“Overnight sucess is almost always a myth. Half of this industry is luck, and half is the refusal to quit.” – V.E.Schwab
When it comes to new ideas I always start with what I call “the skeleton.” My stories nearly always begin with an initial concept or a random line; sometimes it ends up being a possible lead character just for my brain to change the game up a little. Slowly but surely, I start to build the framework.
I always focus on populating the world first- from characters to locations- to maybe even a central plot point that I have fully fleshed out in my mind before then moving on to the next stage which I call “the meat” (more on that in another post). I refer to this point in my planning as “the skeleton” because it’s all about getting those bones and putting them roughly in the right place so that everything can function below the surface.
It’s always the longest part of planning for me because I can’t start working on a story until I have enough of the proverbial map filled out to know where I’m going. Sometimes all the framework elements come within a couple of weeks from the initial idea or character motivation, others (like a project I’m currently working on) have taken several years to get to the point where I can even consider writing.
How do you tackle planning? Do you have a particular order things need to be done in? Or do you not even plan and instead chose to wing it?
“The first draft is a secret that no one ever needs to see, but it leads to the second draft, where the book really begins.” – Patrick Ness
I decided that, after another joint winning Twitter poll, my next writing pot would be focused on that dreaded first draft since I’m currently in the middle of one.
No one likes drafting. If even big name, best-selling authors like V.E.Schwab and Neil Gaiman struggle with them, then there’ really no hope for the rest of us. To me, a first draft is like breaking into a run only to collapse in a fit of exhaustion a few feet later. That shiny new idea feels exciting and fun but the second I hit a mental wall it’s far too easy for me to abandon a project; to convince myself that I’m just not ready to tackle it yet and I’ll come back later.
The big fact I have to constantly remind myself of is that a first draft is only going to be seen by me. Which is important to remember because I am of the firm belief that you need to enjoy your own story before anyone else does and the entire project becomes influenced by what other people think you should do. In this early stage I think it’s also too easy to get hung up on words because you don’t have any to work with yet. It can be very disheartening to work for an hour and find you’ve written 100 words. It’s easy to feel like you’ve not made any progression and completely disregard that you technically spent an hour working.

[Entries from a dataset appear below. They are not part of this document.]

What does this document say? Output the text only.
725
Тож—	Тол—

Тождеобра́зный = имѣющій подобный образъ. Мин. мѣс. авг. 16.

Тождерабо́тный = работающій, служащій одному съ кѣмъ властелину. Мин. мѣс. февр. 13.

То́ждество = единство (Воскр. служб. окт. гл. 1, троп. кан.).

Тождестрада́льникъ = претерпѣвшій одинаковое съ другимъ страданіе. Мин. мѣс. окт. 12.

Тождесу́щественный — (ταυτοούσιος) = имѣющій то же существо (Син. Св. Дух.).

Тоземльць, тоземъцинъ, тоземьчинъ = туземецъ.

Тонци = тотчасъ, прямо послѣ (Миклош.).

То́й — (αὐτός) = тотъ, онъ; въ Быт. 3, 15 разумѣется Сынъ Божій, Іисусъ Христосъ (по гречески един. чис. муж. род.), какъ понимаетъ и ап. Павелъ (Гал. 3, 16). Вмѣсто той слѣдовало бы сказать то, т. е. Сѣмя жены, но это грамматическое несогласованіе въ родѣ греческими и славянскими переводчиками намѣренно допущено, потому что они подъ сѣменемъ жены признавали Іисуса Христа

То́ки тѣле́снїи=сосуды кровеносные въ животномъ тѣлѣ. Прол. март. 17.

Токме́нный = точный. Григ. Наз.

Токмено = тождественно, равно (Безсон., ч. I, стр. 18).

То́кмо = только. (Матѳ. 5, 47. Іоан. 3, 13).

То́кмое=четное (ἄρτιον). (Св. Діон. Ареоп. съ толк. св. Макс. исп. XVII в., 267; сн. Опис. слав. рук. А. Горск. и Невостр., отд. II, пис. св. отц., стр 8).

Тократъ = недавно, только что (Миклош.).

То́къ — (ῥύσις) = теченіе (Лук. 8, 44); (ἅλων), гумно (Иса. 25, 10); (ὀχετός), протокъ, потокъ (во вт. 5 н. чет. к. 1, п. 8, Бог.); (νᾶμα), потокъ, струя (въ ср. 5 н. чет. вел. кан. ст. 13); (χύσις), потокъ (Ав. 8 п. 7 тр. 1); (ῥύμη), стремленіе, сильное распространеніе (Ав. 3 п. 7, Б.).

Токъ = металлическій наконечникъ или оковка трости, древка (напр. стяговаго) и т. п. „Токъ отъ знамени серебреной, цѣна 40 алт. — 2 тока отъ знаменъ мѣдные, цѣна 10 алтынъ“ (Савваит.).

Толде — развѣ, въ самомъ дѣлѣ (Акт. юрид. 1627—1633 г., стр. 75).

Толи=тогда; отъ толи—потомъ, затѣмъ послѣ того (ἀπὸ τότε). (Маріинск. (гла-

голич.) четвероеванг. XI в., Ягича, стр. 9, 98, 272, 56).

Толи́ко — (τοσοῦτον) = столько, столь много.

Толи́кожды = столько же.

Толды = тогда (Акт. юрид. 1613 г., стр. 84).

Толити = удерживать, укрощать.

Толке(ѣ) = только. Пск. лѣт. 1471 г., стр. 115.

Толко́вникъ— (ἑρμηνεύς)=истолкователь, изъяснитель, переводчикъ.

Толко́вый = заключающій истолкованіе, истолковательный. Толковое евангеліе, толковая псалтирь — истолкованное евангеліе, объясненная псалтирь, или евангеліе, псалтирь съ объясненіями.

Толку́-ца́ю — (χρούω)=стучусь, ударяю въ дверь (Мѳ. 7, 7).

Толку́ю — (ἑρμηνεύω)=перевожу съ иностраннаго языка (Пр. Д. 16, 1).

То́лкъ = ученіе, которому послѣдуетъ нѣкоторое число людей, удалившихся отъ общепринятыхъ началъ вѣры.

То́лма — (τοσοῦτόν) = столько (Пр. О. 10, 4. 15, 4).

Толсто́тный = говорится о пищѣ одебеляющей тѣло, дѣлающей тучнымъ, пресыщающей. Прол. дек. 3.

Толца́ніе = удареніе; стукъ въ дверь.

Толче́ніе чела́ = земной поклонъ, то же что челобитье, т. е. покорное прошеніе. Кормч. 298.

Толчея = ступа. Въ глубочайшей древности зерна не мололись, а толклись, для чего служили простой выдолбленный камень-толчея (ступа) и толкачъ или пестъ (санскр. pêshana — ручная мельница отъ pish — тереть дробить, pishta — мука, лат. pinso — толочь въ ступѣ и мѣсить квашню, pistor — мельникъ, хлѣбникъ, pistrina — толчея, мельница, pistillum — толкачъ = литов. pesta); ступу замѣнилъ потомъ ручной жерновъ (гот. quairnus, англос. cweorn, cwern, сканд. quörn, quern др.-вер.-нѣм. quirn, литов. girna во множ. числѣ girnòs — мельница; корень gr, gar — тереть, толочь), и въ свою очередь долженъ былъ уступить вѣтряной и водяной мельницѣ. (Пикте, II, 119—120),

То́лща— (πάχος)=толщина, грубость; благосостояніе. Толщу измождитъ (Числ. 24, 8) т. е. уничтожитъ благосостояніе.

This is where my mantra “we measure time spent not words” comes into play because why should time spent trying to make a chapter work and deleting everything, research, or planning not count as progress? After all, they’re just as important as writing. I tend to use the forest app to mark my progress (more on that in another post).
If I’m really struggling to keep momentum but I can visualise scenes later in the plot then I make that shift and write those. Words are words are words, and I’ll do anything to keep going. Even if I want to give up 90% of the time.
What are your tips and tricks for handling a first draft?